Data source V2 streaming is not supported on table acl or credential passthrough clusters

Anonymous
Not applicable

Using:

( hostname is hidden )

kafka = spark.readStream\

    .format("kafka")\

    .option("kafka.sasl.mechanism", "SCRAM-SHA-512")\

    .option("kafka.security.protocol", "SASL_SSL")\

    .option("kafka.sasl.jaas.config", f'org.apache.kafka.common.security.scram.ScramLoginModule required username="{user_stg}" password="{pass_stg}"')\

    .option("kafka.bootstrap.servers", "b-1.data...amazonaws.com:9096")\

    .option("subscribe", "app-events")\

    .option("startingOffsets", "earliest")

I'm getting this error:

ava.lang.SecurityException: Data source V2 streaming is not supported on table acl or credential passthrough clusters. StreamingRelationV2 org.apache.spark.sql.kafka010.KafkaSourceProvider@11002bae, kafka, org.apache.spark.sql.kafka010.KafkaSourceProvider$KafkaTable@35ae434, [kafka.sasl.mechanism=SCRAM-SHA-512, subscribe=app--ddpg--evaluation--events, kafka.sasl.jaas.config=*********(redacted), kafka.bootstrap.servers=b-1.dataservices-msk-st.sydr4w.c1.kafka.eu-central-1.amazonaws.com:9096, startingOffsets=earliest, kafka.security.protocol=SASL_SSL], [key#137, value#138, topic#139, partition#140, offset#141L, timestamp#142, timestampType#143], StreamingRelation DataSource(org.apache.spark.sql.SparkSession@65e0bcfb,kafka,List(),None,List(),None,Map(kafka.sasl.mechanism -> SCRAM-SHA-512, subscribe -> app--ddpg--evaluation--events, kafka.sasl.jaas.config -> org.apache.kafka.common.security.scram.ScramLoginModule required  username="[REDACTED]" password="[REDACTED]", kafka.bootstrap.servers -> b-1.data....amazonaws.com:9096, startingOffsets -> earliest, kafka.security.protocol -> SASL_SSL),None), kafka, [key#130, value#131, topic#132, partition#133, offset#134L, timestamp#135, timestampType#136]
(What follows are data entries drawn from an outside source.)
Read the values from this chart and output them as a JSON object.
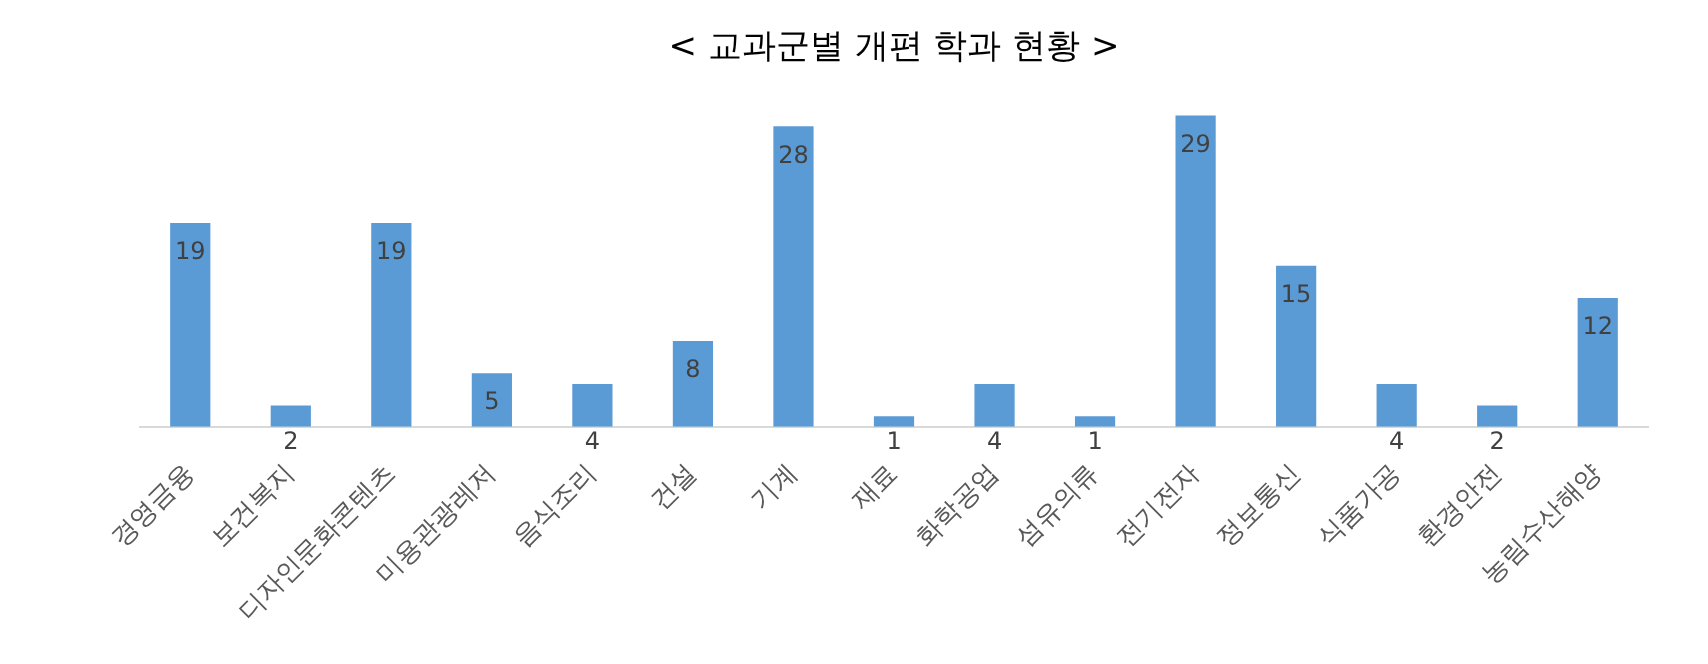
{
  "chart_data": {
    "type": "bar",
    "title": "< 교과군별 개편 학과 현황 >",
    "categories": [
      "경영금융",
      "보건복지",
      "디자인문화콘텐츠",
      "미용관광레저",
      "음식조리",
      "건설",
      "기계",
      "재료",
      "화학공업",
      "섬유의류",
      "전기전자",
      "정보통신",
      "식품가공",
      "환경안전",
      "농림수산해양"
    ],
    "values": [
      19,
      2,
      19,
      5,
      4,
      8,
      28,
      1,
      4,
      1,
      29,
      15,
      4,
      2,
      12
    ],
    "color": "#5b9bd5",
    "data_labels": true,
    "grid": false,
    "legend": false,
    "tick_labels": "x"
  }
}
am I doing something wrong or there is a problem elsewhere?

Anybody get this and found a solution?

Hubert-Dudek
Databricks MVP
  • With TACL enabled cluster, you got many restrictions, so streaming will not work. Generally, you can read only things registered in metastore; please disable it for your use case,
  • Additionally, remember that the unity catalog doesn't support streaming on clusters using shared access mode,
  • Shouldn't it be sasl.token.mechanism ? (but maybe the sasl.mechanism is an alias)


My blog: https://databrickster.medium.com/

Anonymous
Not applicable

Ok, so we closed ourselves out. The least privileges policy has gone out of control.

about sasl.token.mechanism, yes it could be wrong, however, this is the last of the problems. So we need: unity catalog to manage the permission and we have to run the code over a cluster without shared mode access. It's far far away from what we have.

Does using Scala ease something ?